Salona girince kardeşim ile konuşan ve halinden memnun gibi duran adama baktım. Gömlek, yakışmış. "Merhaba," dedim elimi uzatarak. Ama o ayağa kalktı ve elimi sıktıktan sonra küçük bir sarılma hediye etti. Buna şaşırmadan geçmedim.
"Merhaba Neva." Ben de yavaşça kardeşimin yanına geçtim. Evimi nasıl buldu? Neden geldi?

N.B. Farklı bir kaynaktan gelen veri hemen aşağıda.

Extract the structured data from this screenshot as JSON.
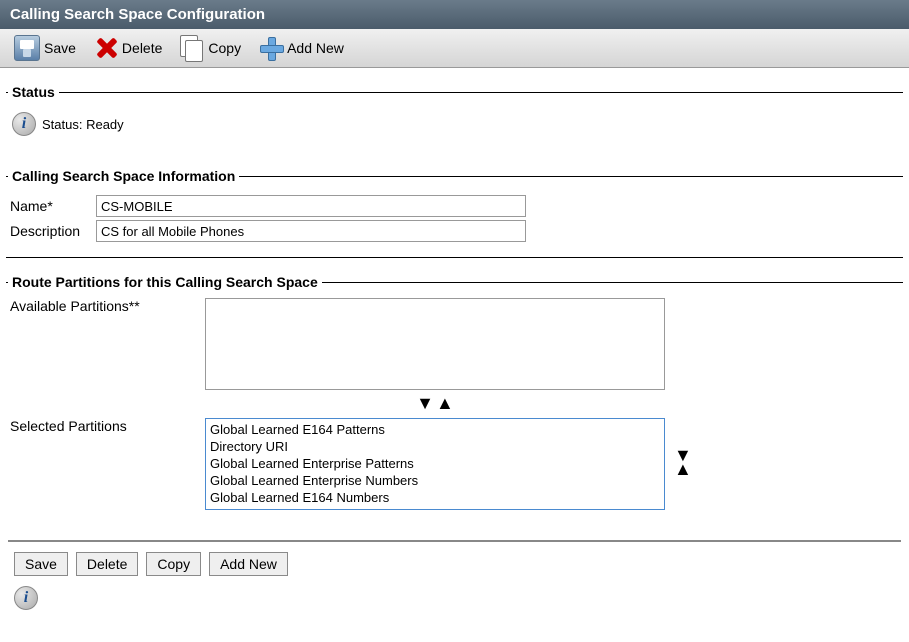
{
  "header": {
    "title": "Calling Search Space Configuration"
  },
  "toolbar": {
    "save": "Save",
    "delete": "Delete",
    "copy": "Copy",
    "addnew": "Add New"
  },
  "status": {
    "legend": "Status",
    "text": "Status: Ready"
  },
  "info": {
    "legend": "Calling Search Space Information",
    "name_label": "Name*",
    "name_value": "CS-MOBILE",
    "desc_label": "Description",
    "desc_value": "CS for all Mobile Phones"
  },
  "partitions": {
    "legend": "Route Partitions for this Calling Search Space",
    "available_label": "Available Partitions**",
    "selected_label": "Selected Partitions",
    "available": [],
    "selected": [
      "Global Learned E164 Patterns",
      "Directory URI",
      "Global Learned Enterprise Patterns",
      "Global Learned Enterprise Numbers",
      "Global Learned E164 Numbers"
    ]
  },
  "buttons": {
    "save": "Save",
    "delete": "Delete",
    "copy": "Copy",
    "addnew": "Add New"
  }
}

Ne diyecek? İlk kim konuşmalı? "Sanırım verdiğin sözleri tutmakta çok iyi değilsin," dediğinde şaşırdım. İlk kez bu kadar iddialı konuşmuştu.
"Sadece bazı sorunlarım vardı." dedim çokta üstlemeye gerek duymadan.

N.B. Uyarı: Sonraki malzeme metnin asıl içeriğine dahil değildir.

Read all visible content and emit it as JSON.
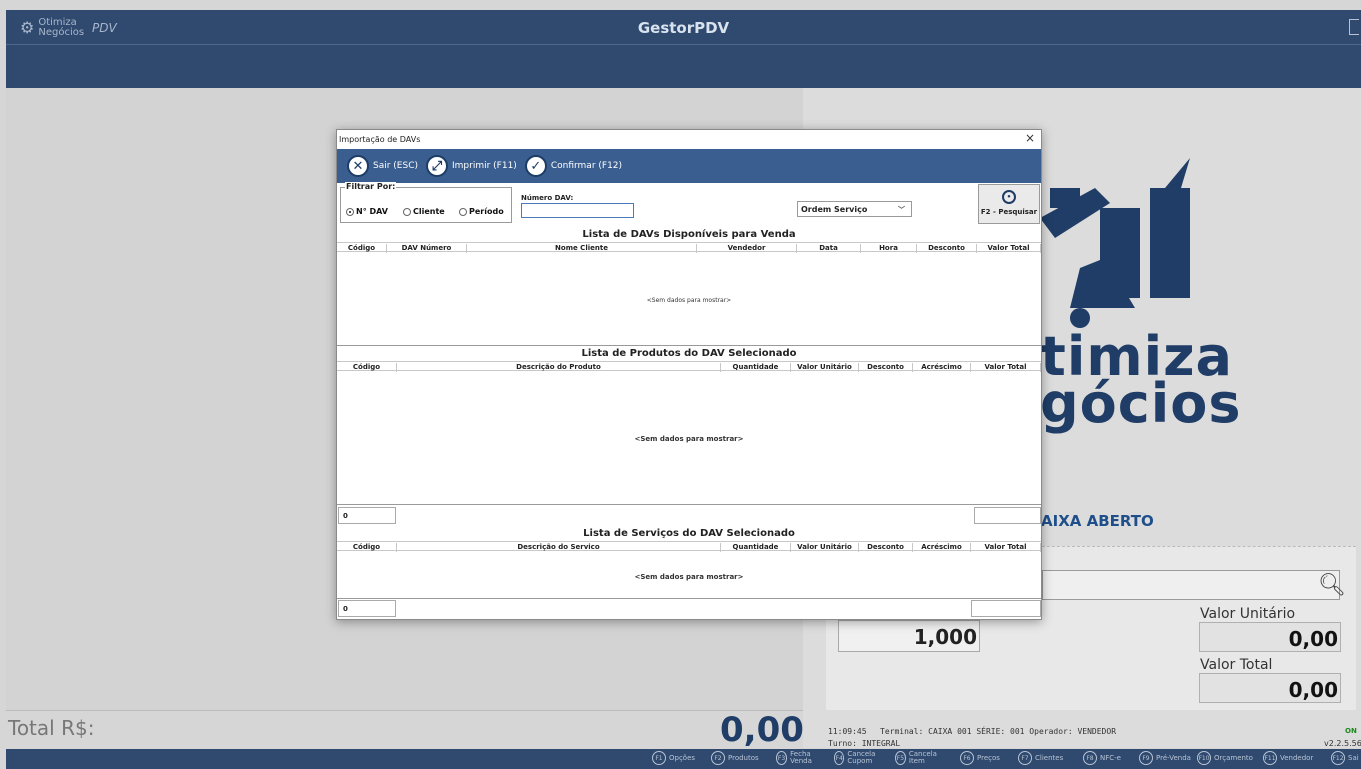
{
  "app": {
    "title": "GestorPDV",
    "logo_line1": "Otimiza",
    "logo_line2": "Negócios",
    "logo_pdv": "PDV"
  },
  "brand": {
    "line1": "timiza",
    "line2": "gócios"
  },
  "caixa_status": "AIXA ABERTO",
  "entry": {
    "quantity": "1,000",
    "unit_price_label": "Valor Unitário",
    "unit_price": "0,00",
    "total_label": "Valor Total",
    "total": "0,00"
  },
  "totals": {
    "label": "Total R$:",
    "value": "0,00"
  },
  "status": {
    "time": "11:09:45",
    "terminal": "Terminal: CAIXA 001  SÉRIE: 001   Operador: VENDEDOR",
    "turno": "Turno: INTEGRAL",
    "online": "ON",
    "version": "v2.2.5.56"
  },
  "fkeys": [
    {
      "key": "F1",
      "label": "Opções"
    },
    {
      "key": "F2",
      "label": "Produtos"
    },
    {
      "key": "F3",
      "label": "Fecha Venda"
    },
    {
      "key": "F4",
      "label": "Cancela Cupom"
    },
    {
      "key": "F5",
      "label": "Cancela Item"
    },
    {
      "key": "F6",
      "label": "Preços"
    },
    {
      "key": "F7",
      "label": "Clientes"
    },
    {
      "key": "F8",
      "label": "NFC-e"
    },
    {
      "key": "F9",
      "label": "Pré-Venda"
    },
    {
      "key": "F10",
      "label": "Orçamento"
    },
    {
      "key": "F11",
      "label": "Vendedor"
    },
    {
      "key": "F12",
      "label": "Sai"
    }
  ],
  "dialog": {
    "title": "Importação de DAVs",
    "close": "×",
    "toolbar": {
      "sair": "Sair (ESC)",
      "imprimir": "Imprimir (F11)",
      "confirmar": "Confirmar (F12)"
    },
    "filter": {
      "legend": "Filtrar Por:",
      "opt_dav": "N° DAV",
      "opt_cliente": "Cliente",
      "opt_periodo": "Período",
      "selected": "N° DAV"
    },
    "numero_dav_label": "Número DAV:",
    "numero_dav_value": "",
    "tipo_select": "Ordem Serviço",
    "pesquisar": "F2 - Pesquisar",
    "davs": {
      "title": "Lista de DAVs Disponíveis para Venda",
      "columns": [
        "Código",
        "DAV Número",
        "Nome Cliente",
        "Vendedor",
        "Data",
        "Hora",
        "Desconto",
        "Valor Total"
      ],
      "empty": "<Sem dados para mostrar>"
    },
    "produtos": {
      "title": "Lista de Produtos do DAV Selecionado",
      "columns": [
        "Código",
        "Descrição do Produto",
        "Quantidade",
        "Valor Unitário",
        "Desconto",
        "Acréscimo",
        "Valor Total"
      ],
      "empty": "<Sem dados para mostrar>",
      "count": "0",
      "total": ""
    },
    "servicos": {
      "title": "Lista de Serviços do DAV Selecionado",
      "columns": [
        "Código",
        "Descrição do Servico",
        "Quantidade",
        "Valor Unitário",
        "Desconto",
        "Acréscimo",
        "Valor Total"
      ],
      "empty": "<Sem dados para mostrar>",
      "count": "0",
      "total": ""
    }
  },
  "colors": {
    "header_blue": "#2f4a6e",
    "toolbar_blue": "#3a5e8f",
    "brand_blue": "#1f3d66"
  }
}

Gözlerim saçlarını aydınlatan güneşe takılırken "Ne gibi sorunlar?" dedi. O sırada kardeşim araya girdi.
"Hey. Kimsin bilmiyorum ama ablamla bu şekilde konuşamazsın."
Benim koca yürekli cesur kardeşim. "Tuğra. Mehmet bey benim," dedim ve adama baktım. "Doktorum," derken başıyla onay veriyordu.

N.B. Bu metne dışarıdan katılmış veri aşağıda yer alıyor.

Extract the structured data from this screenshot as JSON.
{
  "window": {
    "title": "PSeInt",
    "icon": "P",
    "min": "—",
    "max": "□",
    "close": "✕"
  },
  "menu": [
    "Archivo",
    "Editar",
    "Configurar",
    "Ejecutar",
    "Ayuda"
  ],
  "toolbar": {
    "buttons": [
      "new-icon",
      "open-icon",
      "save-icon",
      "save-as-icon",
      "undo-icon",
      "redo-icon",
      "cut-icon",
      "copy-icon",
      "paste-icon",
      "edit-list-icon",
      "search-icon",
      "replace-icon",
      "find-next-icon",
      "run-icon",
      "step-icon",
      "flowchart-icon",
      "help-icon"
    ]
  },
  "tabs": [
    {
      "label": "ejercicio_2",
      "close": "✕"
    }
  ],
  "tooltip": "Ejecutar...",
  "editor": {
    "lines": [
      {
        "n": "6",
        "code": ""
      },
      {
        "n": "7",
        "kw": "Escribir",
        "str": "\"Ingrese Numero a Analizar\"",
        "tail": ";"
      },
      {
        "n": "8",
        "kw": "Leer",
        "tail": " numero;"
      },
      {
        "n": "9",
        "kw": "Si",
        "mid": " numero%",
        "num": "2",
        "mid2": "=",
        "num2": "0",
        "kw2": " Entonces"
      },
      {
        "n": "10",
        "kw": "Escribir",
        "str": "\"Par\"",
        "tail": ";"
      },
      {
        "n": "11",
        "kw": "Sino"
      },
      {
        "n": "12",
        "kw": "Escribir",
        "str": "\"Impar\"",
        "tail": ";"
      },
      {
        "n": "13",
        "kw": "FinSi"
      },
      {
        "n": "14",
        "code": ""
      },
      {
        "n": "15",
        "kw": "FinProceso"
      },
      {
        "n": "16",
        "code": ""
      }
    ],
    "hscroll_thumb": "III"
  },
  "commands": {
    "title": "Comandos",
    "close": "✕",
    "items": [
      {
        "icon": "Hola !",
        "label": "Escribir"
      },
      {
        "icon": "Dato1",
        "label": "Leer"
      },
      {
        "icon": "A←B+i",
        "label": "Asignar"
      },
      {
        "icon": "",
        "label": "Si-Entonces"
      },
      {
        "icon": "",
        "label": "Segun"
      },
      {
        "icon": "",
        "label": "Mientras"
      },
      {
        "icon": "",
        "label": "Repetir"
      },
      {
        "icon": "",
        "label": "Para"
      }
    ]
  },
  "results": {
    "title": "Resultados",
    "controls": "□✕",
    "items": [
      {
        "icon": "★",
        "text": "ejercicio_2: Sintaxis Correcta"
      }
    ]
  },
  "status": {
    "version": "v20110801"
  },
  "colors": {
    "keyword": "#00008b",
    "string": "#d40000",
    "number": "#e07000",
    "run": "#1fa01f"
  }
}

"Doktorun da olsa bu şekilde konuşamaz abla," dediğinde mutlu oldum. Beni koruyan bir erkek hala vardı.
"Haklısın canım. Biz biraz yalnız konuşabilir miyiz?" dedim nazikçe. Tuğra ikimize de bakışlar atarak odadan ayrıldı ama tamamen gitmediğini biliyordum. Kesin dinleyecek.
"Ben üzgünüm... kaba olmak istemedim. Yani sen gelmeyince.... biraz sert çıktım," dedi Mehmet. Anlaşılan erkekler de özür dileyebiliyormuş. Hem de hiçbir şey yapmadan.
"Önemli değil. Evimi nasıl buldun?" dedim sakince. Yatakta geçen iki gün bana sakinlik kazandırdı.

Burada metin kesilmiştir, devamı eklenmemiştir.